O Ministério do Meio Ambiente afirmou que “vários” dispositivos das normas que foram revogadas pelo Conselho Nacional do Meio Ambiente (Conama) na semana passada são “ilegais”, “inúteis” e “pleonásticos”.
Segundo o site IG, a manifestação foi elaborada pela consultoria jurídica da pasta, pela Advocacia-Geral da União (AGU), e chancelada pelo titular da pasta, Ricardo Salles, e enviada ao Supremo Tribunal Federal (STF).
De acordo com o documento, “inexiste qualquer prejuízo ao meio ambiente” e os temas já são contemplados pelo Código Florestal. “Relativamente ao pedido de tutela de urgência, inexiste qualquer prejuízo ao meio ambiente, ao contrário do alardeado na peça inicial, pois a revogação das Resoluções Conama no 302/02 e 303/03 não bloqueiam a aplicação direta – e correta – da Lei nº 12.651, cujos respectivos dispositivos foram declarados constitucionais pelo Supremo Tribunal Federal “, diz o documento.

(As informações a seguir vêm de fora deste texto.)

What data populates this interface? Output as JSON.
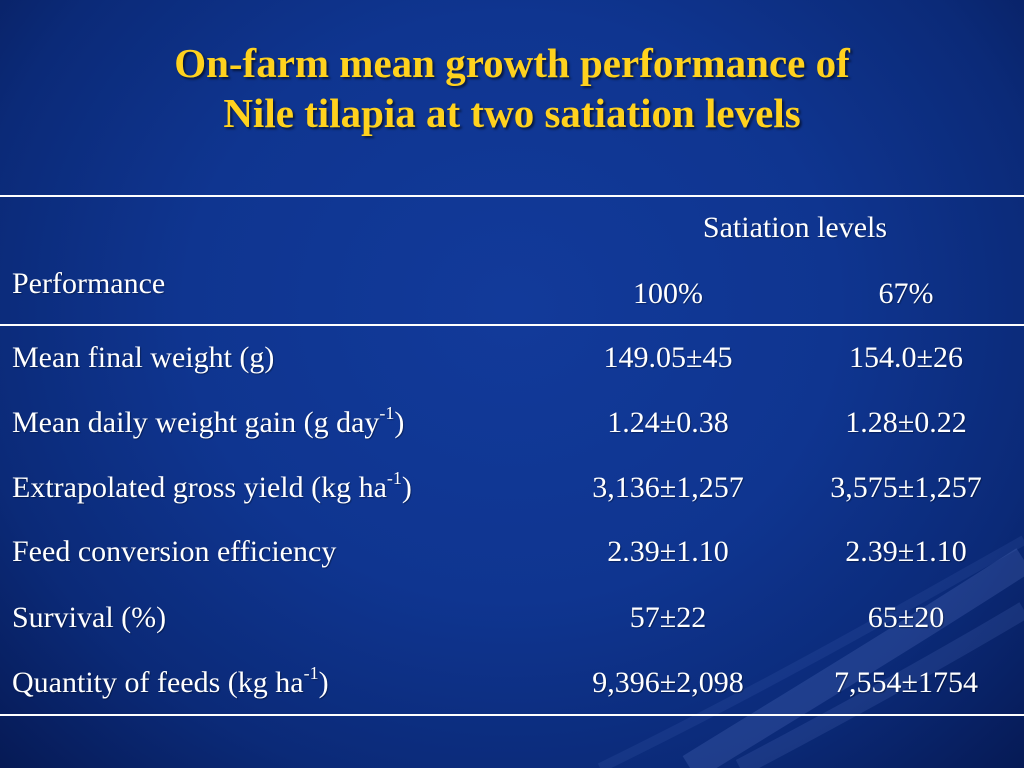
{
  "slide": {
    "title_line1": "On-farm mean growth performance of",
    "title_line2": "Nile tilapia at two satiation levels"
  },
  "table": {
    "row_header": "Performance",
    "group_header": "Satiation levels",
    "columns": [
      "100%",
      "67%"
    ],
    "rows": [
      {
        "label": "Mean final weight (g)",
        "label_pre": "",
        "sup": "",
        "label_post": "",
        "v1": "149.05±45",
        "v2": "154.0±26"
      },
      {
        "label": "",
        "label_pre": "Mean daily weight gain (g day",
        "sup": "-1",
        "label_post": ")",
        "v1": "1.24±0.38",
        "v2": "1.28±0.22"
      },
      {
        "label": "",
        "label_pre": "Extrapolated gross yield (kg ha",
        "sup": "-1",
        "label_post": ")",
        "v1": "3,136±1,257",
        "v2": "3,575±1,257"
      },
      {
        "label": "Feed conversion efficiency",
        "label_pre": "",
        "sup": "",
        "label_post": "",
        "v1": "2.39±1.10",
        "v2": "2.39±1.10"
      },
      {
        "label": "Survival (%)",
        "label_pre": "",
        "sup": "",
        "label_post": "",
        "v1": "57±22",
        "v2": "65±20"
      },
      {
        "label": "",
        "label_pre": "Quantity of  feeds (kg ha",
        "sup": "-1",
        "label_post": ")",
        "v1": "9,396±2,098",
        "v2": "7,554±1754"
      }
    ]
  },
  "colors": {
    "background": "#0f3590",
    "title": "#ffd21e",
    "text": "#ffffff"
  }
}
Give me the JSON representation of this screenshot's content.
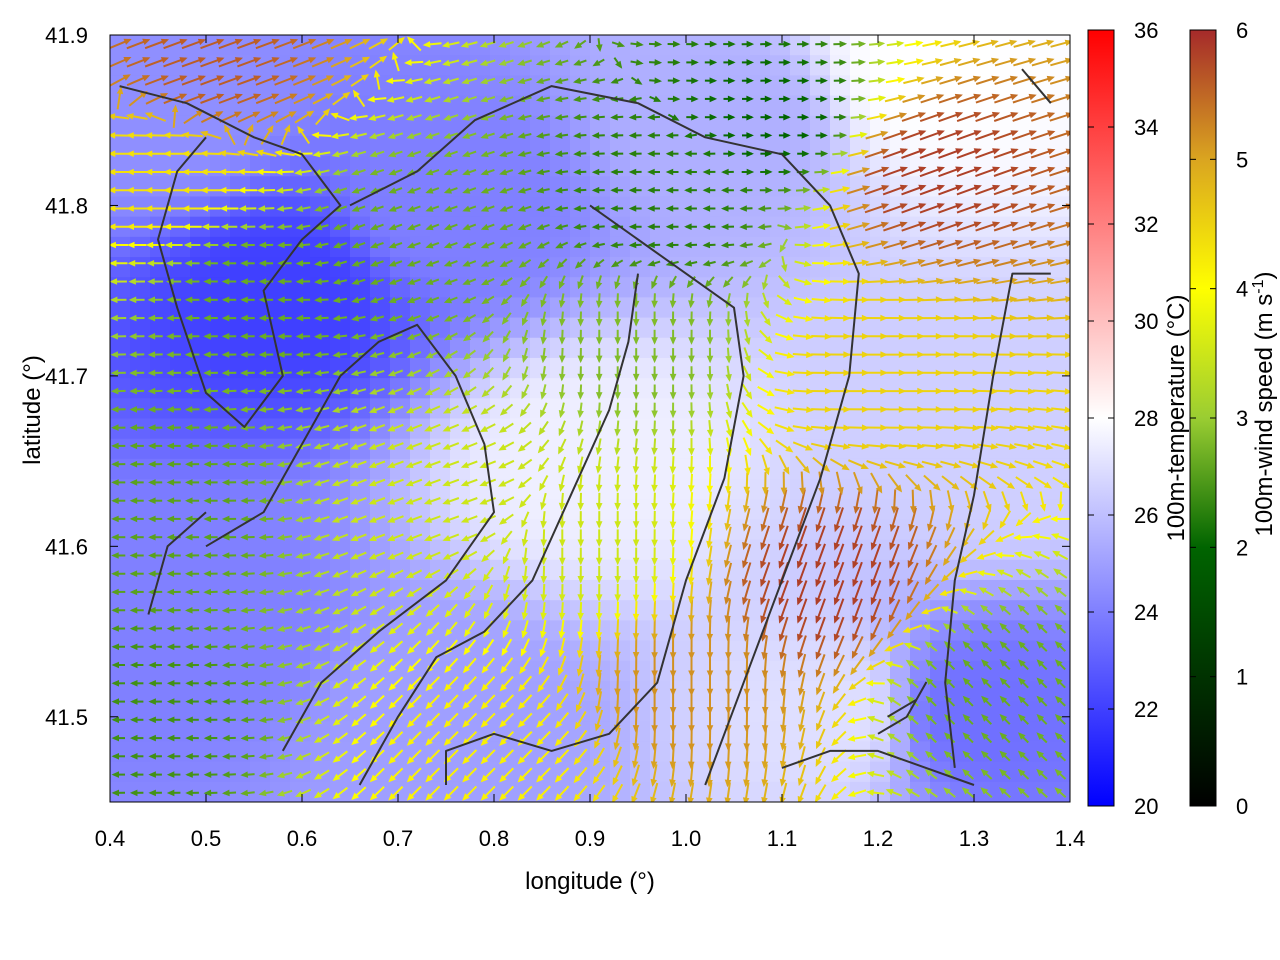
{
  "chart_data": {
    "type": "heatmap",
    "title": "",
    "xlabel": "longitude (°)",
    "ylabel": "latitude (°)",
    "xlim": [
      0.4,
      1.4
    ],
    "ylim": [
      41.45,
      41.9
    ],
    "x_ticks": [
      0.4,
      0.5,
      0.6,
      0.7,
      0.8,
      0.9,
      1.0,
      1.1,
      1.2,
      1.3,
      1.4
    ],
    "y_ticks": [
      41.5,
      41.6,
      41.7,
      41.8,
      41.9
    ],
    "x_tick_labels": [
      "0.4",
      "0.5",
      "0.6",
      "0.7",
      "0.8",
      "0.9",
      "1.0",
      "1.1",
      "1.2",
      "1.3",
      "1.4"
    ],
    "y_tick_labels": [
      "41.5",
      "41.6",
      "41.7",
      "41.8",
      "41.9"
    ],
    "temperature_colorbar": {
      "label": "100m-temperature (°C)",
      "range": [
        20,
        36
      ],
      "ticks": [
        20,
        22,
        24,
        26,
        28,
        30,
        32,
        34,
        36
      ],
      "tick_labels": [
        "20",
        "22",
        "24",
        "26",
        "28",
        "30",
        "32",
        "34",
        "36"
      ],
      "colors": [
        "#0000ff",
        "#ffffff",
        "#ff0000"
      ]
    },
    "wind_colorbar": {
      "label_main": "100m-wind speed (m s",
      "label_sup": "-1",
      "label_end": ")",
      "range": [
        0,
        6
      ],
      "ticks": [
        0,
        1,
        2,
        3,
        4,
        5,
        6
      ],
      "tick_labels": [
        "0",
        "1",
        "2",
        "3",
        "4",
        "5",
        "6"
      ],
      "colors": [
        "#000000",
        "#006400",
        "#9acd32",
        "#ffff00",
        "#daa520",
        "#a52a2a"
      ]
    },
    "temperature_field": [
      {
        "lon": 0.45,
        "lat": 41.85,
        "t": 24.5
      },
      {
        "lon": 0.58,
        "lat": 41.75,
        "t": 22.0
      },
      {
        "lon": 0.75,
        "lat": 41.8,
        "t": 24.0
      },
      {
        "lon": 0.9,
        "lat": 41.65,
        "t": 27.5
      },
      {
        "lon": 1.05,
        "lat": 41.85,
        "t": 25.5
      },
      {
        "lon": 1.25,
        "lat": 41.88,
        "t": 28.0
      },
      {
        "lon": 1.3,
        "lat": 41.65,
        "t": 26.5
      },
      {
        "lon": 1.15,
        "lat": 41.5,
        "t": 27.0
      },
      {
        "lon": 0.5,
        "lat": 41.55,
        "t": 24.0
      },
      {
        "lon": 0.75,
        "lat": 41.5,
        "t": 25.0
      },
      {
        "lon": 1.3,
        "lat": 41.5,
        "t": 23.5
      }
    ],
    "wind_regions": [
      {
        "lon": 0.45,
        "lat": 41.62,
        "dir_deg": 180,
        "speed": 1.9
      },
      {
        "lon": 0.42,
        "lat": 41.5,
        "dir_deg": 180,
        "speed": 1.7
      },
      {
        "lon": 0.55,
        "lat": 41.75,
        "dir_deg": 180,
        "speed": 2.0
      },
      {
        "lon": 0.7,
        "lat": 41.78,
        "dir_deg": 200,
        "speed": 2.0
      },
      {
        "lon": 0.75,
        "lat": 41.63,
        "dir_deg": 200,
        "speed": 3.0
      },
      {
        "lon": 0.8,
        "lat": 41.48,
        "dir_deg": 225,
        "speed": 3.8
      },
      {
        "lon": 0.9,
        "lat": 41.6,
        "dir_deg": 270,
        "speed": 3.0
      },
      {
        "lon": 0.95,
        "lat": 41.72,
        "dir_deg": 270,
        "speed": 2.2
      },
      {
        "lon": 0.98,
        "lat": 41.8,
        "dir_deg": 180,
        "speed": 1.5
      },
      {
        "lon": 1.0,
        "lat": 41.52,
        "dir_deg": 270,
        "speed": 5.0
      },
      {
        "lon": 1.15,
        "lat": 41.58,
        "dir_deg": 250,
        "speed": 5.8
      },
      {
        "lon": 1.2,
        "lat": 41.7,
        "dir_deg": 0,
        "speed": 4.2
      },
      {
        "lon": 1.25,
        "lat": 41.82,
        "dir_deg": 20,
        "speed": 5.8
      },
      {
        "lon": 0.5,
        "lat": 41.88,
        "dir_deg": 20,
        "speed": 5.5
      },
      {
        "lon": 0.45,
        "lat": 41.82,
        "dir_deg": 180,
        "speed": 4.0
      },
      {
        "lon": 1.32,
        "lat": 41.52,
        "dir_deg": 135,
        "speed": 2.0
      },
      {
        "lon": 1.1,
        "lat": 41.85,
        "dir_deg": 0,
        "speed": 1.2
      }
    ],
    "contours": [
      [
        [
          0.66,
          41.46
        ],
        [
          0.7,
          41.5
        ],
        [
          0.74,
          41.535
        ],
        [
          0.79,
          41.55
        ],
        [
          0.84,
          41.58
        ],
        [
          0.88,
          41.63
        ],
        [
          0.92,
          41.68
        ],
        [
          0.94,
          41.72
        ],
        [
          0.95,
          41.76
        ]
      ],
      [
        [
          0.75,
          41.46
        ],
        [
          0.75,
          41.48
        ],
        [
          0.8,
          41.49
        ],
        [
          0.86,
          41.48
        ],
        [
          0.92,
          41.49
        ],
        [
          0.97,
          41.52
        ],
        [
          1.0,
          41.58
        ],
        [
          1.04,
          41.64
        ],
        [
          1.06,
          41.7
        ],
        [
          1.05,
          41.74
        ],
        [
          1.0,
          41.76
        ],
        [
          0.95,
          41.78
        ],
        [
          0.9,
          41.8
        ]
      ],
      [
        [
          1.02,
          41.46
        ],
        [
          1.06,
          41.52
        ],
        [
          1.1,
          41.58
        ],
        [
          1.14,
          41.64
        ],
        [
          1.17,
          41.7
        ],
        [
          1.18,
          41.76
        ],
        [
          1.15,
          41.8
        ],
        [
          1.1,
          41.83
        ],
        [
          1.02,
          41.84
        ],
        [
          0.95,
          41.86
        ],
        [
          0.86,
          41.87
        ],
        [
          0.78,
          41.85
        ],
        [
          0.72,
          41.82
        ],
        [
          0.65,
          41.8
        ]
      ],
      [
        [
          1.28,
          41.47
        ],
        [
          1.27,
          41.52
        ],
        [
          1.28,
          41.58
        ],
        [
          1.3,
          41.63
        ],
        [
          1.32,
          41.7
        ],
        [
          1.34,
          41.76
        ],
        [
          1.38,
          41.76
        ]
      ],
      [
        [
          0.5,
          41.6
        ],
        [
          0.56,
          41.62
        ],
        [
          0.6,
          41.66
        ],
        [
          0.64,
          41.7
        ],
        [
          0.68,
          41.72
        ],
        [
          0.72,
          41.73
        ],
        [
          0.76,
          41.7
        ],
        [
          0.79,
          41.66
        ],
        [
          0.8,
          41.62
        ],
        [
          0.75,
          41.58
        ],
        [
          0.68,
          41.55
        ],
        [
          0.62,
          41.52
        ],
        [
          0.58,
          41.48
        ]
      ],
      [
        [
          0.44,
          41.56
        ],
        [
          0.46,
          41.6
        ],
        [
          0.5,
          41.62
        ]
      ],
      [
        [
          0.41,
          41.87
        ],
        [
          0.48,
          41.86
        ],
        [
          0.55,
          41.84
        ],
        [
          0.6,
          41.83
        ],
        [
          0.64,
          41.8
        ],
        [
          0.6,
          41.78
        ],
        [
          0.56,
          41.75
        ],
        [
          0.58,
          41.7
        ],
        [
          0.54,
          41.67
        ],
        [
          0.5,
          41.69
        ],
        [
          0.47,
          41.74
        ],
        [
          0.45,
          41.78
        ],
        [
          0.47,
          41.82
        ],
        [
          0.5,
          41.84
        ]
      ],
      [
        [
          1.35,
          41.88
        ],
        [
          1.38,
          41.86
        ]
      ],
      [
        [
          1.2,
          41.49
        ],
        [
          1.23,
          41.5
        ],
        [
          1.25,
          41.52
        ],
        [
          1.24,
          41.51
        ],
        [
          1.21,
          41.5
        ]
      ],
      [
        [
          1.1,
          41.47
        ],
        [
          1.15,
          41.48
        ],
        [
          1.2,
          41.48
        ],
        [
          1.25,
          41.47
        ],
        [
          1.3,
          41.46
        ]
      ]
    ]
  }
}
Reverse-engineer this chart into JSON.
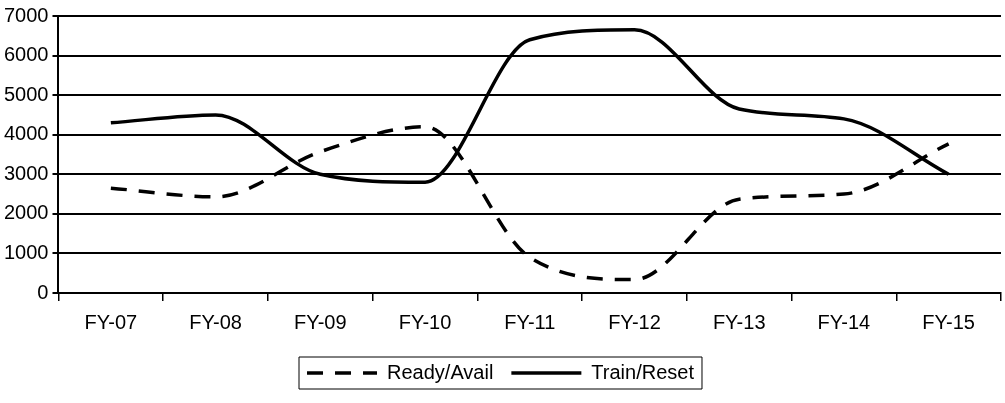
{
  "chart_data": {
    "type": "line",
    "categories": [
      "FY-07",
      "FY-08",
      "FY-09",
      "FY-10",
      "FY-11",
      "FY-12",
      "FY-13",
      "FY-14",
      "FY-15"
    ],
    "series": [
      {
        "name": "Ready/Avail",
        "color": "#000000",
        "line_style": "dashed",
        "values": [
          2650,
          2430,
          3570,
          4200,
          900,
          340,
          2370,
          2500,
          3770
        ]
      },
      {
        "name": "Train/Reset",
        "color": "#000000",
        "line_style": "solid",
        "values": [
          4300,
          4500,
          3000,
          2800,
          6400,
          6650,
          4650,
          4400,
          3000
        ]
      }
    ],
    "ylim": [
      0,
      7000
    ],
    "yticks": [
      0,
      1000,
      2000,
      3000,
      4000,
      5000,
      6000,
      7000
    ],
    "grid": "y",
    "legend": "bottom",
    "marker": "none"
  }
}
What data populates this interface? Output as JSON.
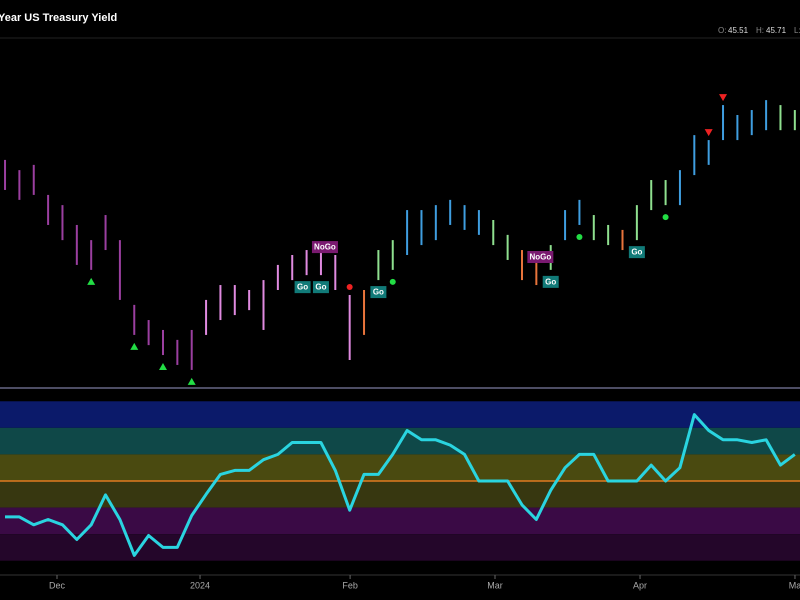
{
  "header": {
    "title": "Year US Treasury Yield",
    "ohlc": [
      {
        "label": "O:",
        "value": "45.51"
      },
      {
        "label": "H:",
        "value": "45.71"
      },
      {
        "label": "L:"
      }
    ]
  },
  "chart_data": [
    {
      "type": "ohlc",
      "high": [
        43.82,
        43.47,
        43.65,
        42.62,
        42.27,
        41.59,
        41.07,
        41.93,
        41.07,
        38.85,
        38.33,
        37.99,
        37.65,
        37.99,
        39.02,
        39.53,
        39.53,
        39.36,
        39.7,
        40.22,
        40.56,
        40.73,
        40.9,
        40.56,
        39.19,
        39.36,
        40.73,
        41.07,
        42.1,
        42.1,
        42.27,
        42.45,
        42.27,
        42.1,
        41.76,
        41.25,
        40.73,
        40.56,
        40.9,
        42.1,
        42.45,
        41.93,
        41.59,
        41.42,
        42.27,
        43.13,
        43.13,
        43.47,
        44.67,
        44.5,
        45.7,
        45.36,
        45.53,
        45.87,
        45.7,
        45.53
      ],
      "low": [
        42.79,
        42.45,
        42.62,
        41.59,
        41.07,
        40.22,
        40.05,
        40.73,
        39.02,
        37.82,
        37.47,
        37.13,
        36.79,
        36.62,
        37.82,
        38.33,
        38.5,
        38.67,
        37.99,
        39.36,
        39.7,
        39.87,
        39.87,
        39.36,
        36.96,
        37.82,
        39.7,
        40.05,
        40.56,
        40.9,
        41.07,
        41.59,
        41.42,
        41.25,
        40.9,
        40.39,
        39.7,
        39.53,
        40.05,
        41.07,
        41.59,
        41.07,
        40.9,
        40.73,
        41.07,
        42.1,
        42.27,
        42.27,
        43.3,
        43.65,
        44.5,
        44.5,
        44.67,
        44.84,
        44.84,
        44.84
      ],
      "colors": [
        "#9b3fa0",
        "#9b3fa0",
        "#9b3fa0",
        "#9b3fa0",
        "#9b3fa0",
        "#9b3fa0",
        "#9b3fa0",
        "#9b3fa0",
        "#9b3fa0",
        "#9b3fa0",
        "#9b3fa0",
        "#9b3fa0",
        "#9b3fa0",
        "#9b3fa0",
        "#e08ae0",
        "#e08ae0",
        "#e08ae0",
        "#e08ae0",
        "#e08ae0",
        "#e08ae0",
        "#e08ae0",
        "#e08ae0",
        "#e08ae0",
        "#e08ae0",
        "#e08ae0",
        "#e8743b",
        "#8fe08f",
        "#8fe08f",
        "#3f9ee0",
        "#3f9ee0",
        "#3f9ee0",
        "#3f9ee0",
        "#3f9ee0",
        "#3f9ee0",
        "#8fe08f",
        "#8fe08f",
        "#e8743b",
        "#e8743b",
        "#8fe08f",
        "#3f9ee0",
        "#3f9ee0",
        "#8fe08f",
        "#8fe08f",
        "#e8743b",
        "#8fe08f",
        "#8fe08f",
        "#8fe08f",
        "#3f9ee0",
        "#3f9ee0",
        "#3f9ee0",
        "#3f9ee0",
        "#3f9ee0",
        "#3f9ee0",
        "#3f9ee0",
        "#8fe08f",
        "#8fe08f"
      ],
      "ylim": [
        36,
        48
      ],
      "xlim": [
        -0.35,
        55.36
      ],
      "xticks": [
        {
          "value": 3.62,
          "label": "Dec"
        },
        {
          "value": 13.58,
          "label": "2024"
        },
        {
          "value": 24.03,
          "label": "Feb"
        },
        {
          "value": 34.12,
          "label": "Mar"
        },
        {
          "value": 44.22,
          "label": "Apr"
        },
        {
          "value": 55.01,
          "label": "Ma"
        }
      ],
      "signals": [
        {
          "label": "Go",
          "x": 21
        },
        {
          "label": "NoGo",
          "x": 22
        },
        {
          "label": "Go",
          "x": 22
        },
        {
          "label": "Go",
          "x": 26
        },
        {
          "label": "NoGo",
          "x": 37
        },
        {
          "label": "Go",
          "x": 38
        },
        {
          "label": "Go",
          "x": 44
        }
      ],
      "markers": [
        {
          "x": 6,
          "shape": "up",
          "color": "#22dd44"
        },
        {
          "x": 9,
          "shape": "up",
          "color": "#22dd44"
        },
        {
          "x": 11,
          "shape": "up",
          "color": "#22dd44"
        },
        {
          "x": 13,
          "shape": "up",
          "color": "#22dd44"
        },
        {
          "x": 49,
          "shape": "down",
          "color": "#ee2222"
        },
        {
          "x": 50,
          "shape": "down",
          "color": "#ee2222"
        },
        {
          "x": 24,
          "shape": "dot",
          "color": "#ee2222"
        },
        {
          "x": 27,
          "shape": "dot",
          "color": "#22dd44"
        },
        {
          "x": 40,
          "shape": "dot",
          "color": "#22dd44"
        },
        {
          "x": 46,
          "shape": "dot",
          "color": "#22dd44"
        }
      ]
    },
    {
      "type": "line",
      "color": "#2ad4e0",
      "values": [
        -2.7,
        -2.7,
        -3.3,
        -2.9,
        -3.3,
        -4.4,
        -3.3,
        -1.05,
        -2.9,
        -5.6,
        -4.1,
        -5.0,
        -5.0,
        -2.6,
        -1.0,
        0.5,
        0.8,
        0.8,
        1.6,
        2.0,
        2.9,
        2.9,
        2.9,
        0.8,
        -2.2,
        0.5,
        0.5,
        2.0,
        3.8,
        3.1,
        3.1,
        2.7,
        2.0,
        0,
        0,
        0,
        -1.8,
        -2.9,
        -0.7,
        1.0,
        2.0,
        2.0,
        0,
        0,
        0,
        1.2,
        0,
        1.0,
        5.0,
        3.8,
        3.1,
        3.1,
        2.9,
        3.1,
        1.2,
        2.0
      ],
      "ylim": [
        -7,
        7
      ],
      "bands": [
        {
          "from": 4,
          "to": 6,
          "color": "#0b1a6a"
        },
        {
          "from": 2,
          "to": 4,
          "color": "#0f4848"
        },
        {
          "from": 0,
          "to": 2,
          "color": "#4a4a10"
        },
        {
          "from": -2,
          "to": 0,
          "color": "#373710"
        },
        {
          "from": -4,
          "to": -2,
          "color": "#3a0a45"
        },
        {
          "from": -6,
          "to": -4,
          "color": "#24062a"
        }
      ],
      "ref_line": {
        "value": 0,
        "color": "#e07a20"
      }
    }
  ]
}
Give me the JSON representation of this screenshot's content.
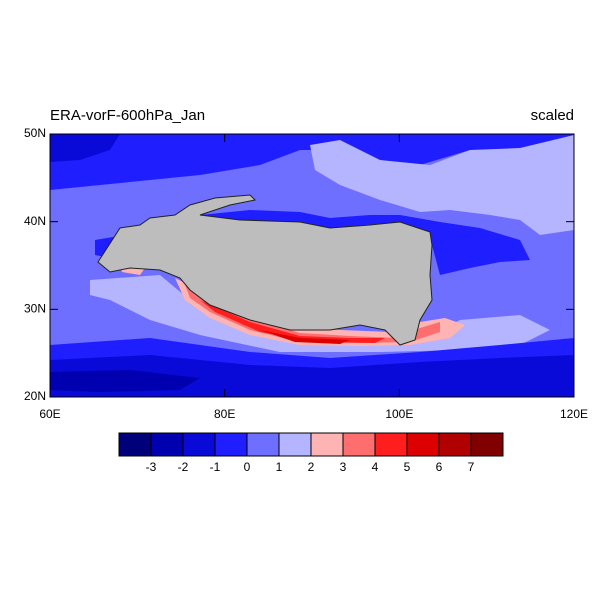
{
  "chart_data": {
    "type": "contour-map",
    "title": "ERA-vorF-600hPa_Jan",
    "subtitle": "scaled",
    "xlim": [
      60,
      120
    ],
    "ylim": [
      20,
      50
    ],
    "xticks": [
      {
        "value": 60,
        "label": "60E"
      },
      {
        "value": 80,
        "label": "80E"
      },
      {
        "value": 100,
        "label": "100E"
      },
      {
        "value": 120,
        "label": "120E"
      }
    ],
    "yticks": [
      {
        "value": 20,
        "label": "20N"
      },
      {
        "value": 30,
        "label": "30N"
      },
      {
        "value": 40,
        "label": "40N"
      },
      {
        "value": 50,
        "label": "50N"
      }
    ],
    "colorbar": {
      "levels": [
        -3,
        -2,
        -1,
        0,
        1,
        2,
        3,
        4,
        5,
        6,
        7
      ],
      "colors": [
        "#00007a",
        "#0000b0",
        "#0a0ad8",
        "#1e1eff",
        "#6e6eff",
        "#b4b4ff",
        "#ffb4b4",
        "#ff6e6e",
        "#ff1e1e",
        "#dc0000",
        "#b00000",
        "#800000"
      ]
    }
  }
}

Na última segunda-feira (28), Salles aprovou a extinção de duas resoluções que delimitavam as áreas de proteção permanente (APPs) de manguezais e de restingas do litoral brasileiro. No entanto, a decisão foi derrubada pelo desembargador do Tribunal Regional Federal da 2ª Região (TRF-2), Marcelo Pereira da Silva, na sexta-feira (2).